2. Macam-macam/jenis-jenis Pluralisme Hukum
Adapun macam-macam konsep pluralisme hukum, yaitu: a. Pluralisme Relatif (Vanderlinden 1989), Pluralisme Lemah (J. Griffiths 1986), atau Pluralisme hukum negara (Woodman 1995:9) Menunjuk pada konstruksi hukum yang didalamnya aturan hukum yang dominan memberi ruang, implisit atau eksplisit, bagi jenis hukum lain, misalnya hukum adat atau hukum agama. Pluralisme hukum yang lemah adalah salah satu sistem hukum memiliki posisi superior di hadapan dengan sistem hukum lainnya. Selain itu, dapat dikatakan bahwa pluralisme hukum yang lemah adalah bentuk lain dari sentralisme hukum karena meskipun mengakui adanya pluralisme hukum, tetapi hukum negara tetap dipandang sebagai superior sementara hukum-hukum yang lain disatukan dalam hierarki di bawah hukum negara. Misalnya, hukum negara disahkan sebagai hukum positif suatu negara mengakui adanya hukum lain dan memasukkannya dalam sistem hukum positif negara. b. Pluralisme Kuat atau Deskriptif (Griffths) atau Pluralisme Dalam (Woodman) Pluralisme hukum menunjuk situasi yang di dalamnya dua atau lebih sistem hukum hidup berdampingan dengan masing-masing dasar legitimasi dan keabsahannya. Adapun dijelaskan oleh Griffths, Suatu kondisi dapat dikatakan strong legal pluralism jika masing- masing sistem hukum yang beragam itu otonom dan eksistensinya tidak tergantung kepada hukum negara. Jika keberadaan pluralisme hukum itu bergantung kepada pengakuan dari hukum negara maka kondisi seperti itu disebut dengan weak legal pluralism. Dengan kata lain, pluralisme hukum yang kuat karena ada situasi ketika antar berbagai sistem hukum melangsungkan interaksi yang saling tidak mendominasi alias sederajat. Individu atau kelompok yang hidup dalam lapangan atau wilayah sosial tertentu bebas memilih salah satu hukum dan bebas untuk mengkombinasikan berbagai sistem hukum dalam melangsungkan aktivitas keseharian atau untuk menyelesaikan sengketa.

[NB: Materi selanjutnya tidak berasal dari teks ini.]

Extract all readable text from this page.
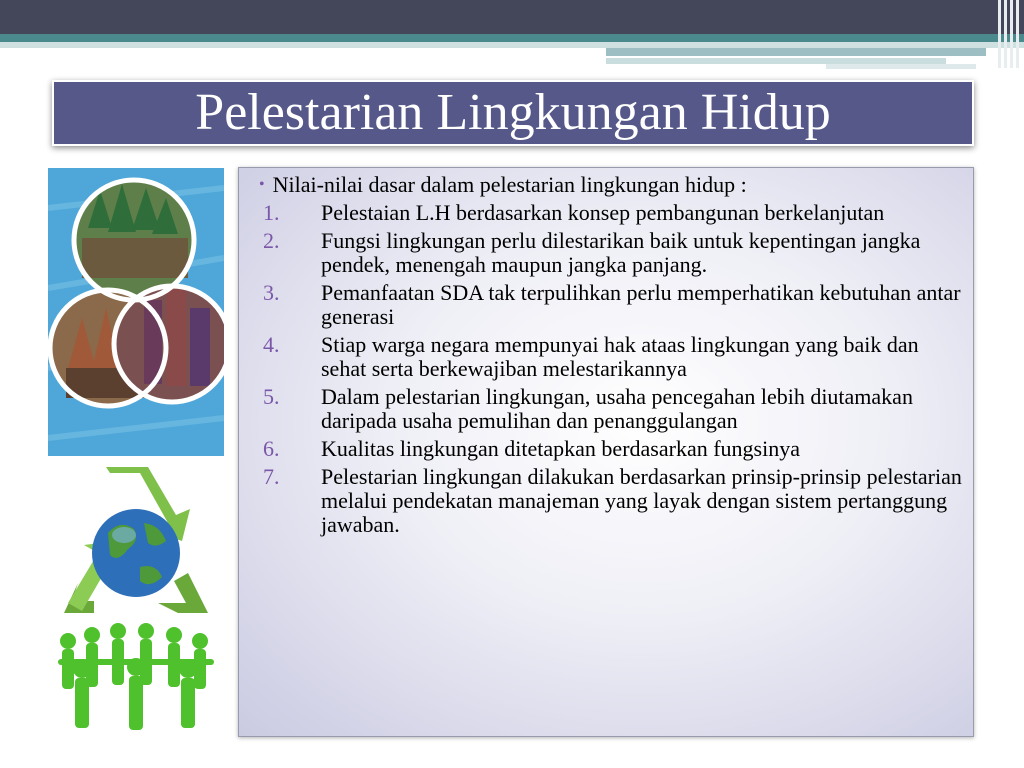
Pelestarian Lingkungan Hidup
• Nilai-nilai dasar dalam pelestarian lingkungan hidup :
1. Pelestaian L.H berdasarkan konsep pembangunan berkelanjutan
2. Fungsi lingkungan perlu dilestarikan baik untuk kepentingan jangka pendek, menengah maupun jangka panjang.
3. Pemanfaatan SDA tak terpulihkan perlu memperhatikan kebutuhan antar generasi
4. Stiap warga negara mempunyai hak ataas lingkungan yang baik dan sehat serta berkewajiban melestarikannya
5. Dalam pelestarian lingkungan, usaha pencegahan lebih diutamakan daripada usaha pemulihan dan penanggulangan
6. Kualitas lingkungan ditetapkan berdasarkan fungsinya
7. Pelestarian lingkungan dilakukan berdasarkan prinsip-prinsip pelestarian melalui pendekatan manajeman yang layak dengan sistem pertanggung jawaban.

3. Pendeketan Prosesual dalam Pluralisme Hukum
Pada prinsipnya hukum dipandang sebagai bagian dari kebudayaan yang memberi pedoman bagi warga masyarakat mengenai apa yang boleh dan apa yang tidak boleh (normative) dan dalam hal apa (kognitif). Oleh karena itu hukum adalah bagian dari kebudayaan, maka konsepsi normative dan kognitif tersebut bisa berbeda-beda di setiap kebudayaan dan bisa berubah di sepanjang waktu. Dalam pemikiran prosesual, hukum dipandang sebagai gejala sosial atau proses sosial, artinya, hukum selalu berada dalam pergerakan (dinamika), karena dipersepsikan, diberi makna dan kategori secara beragam dan berubah sepanjang waktu.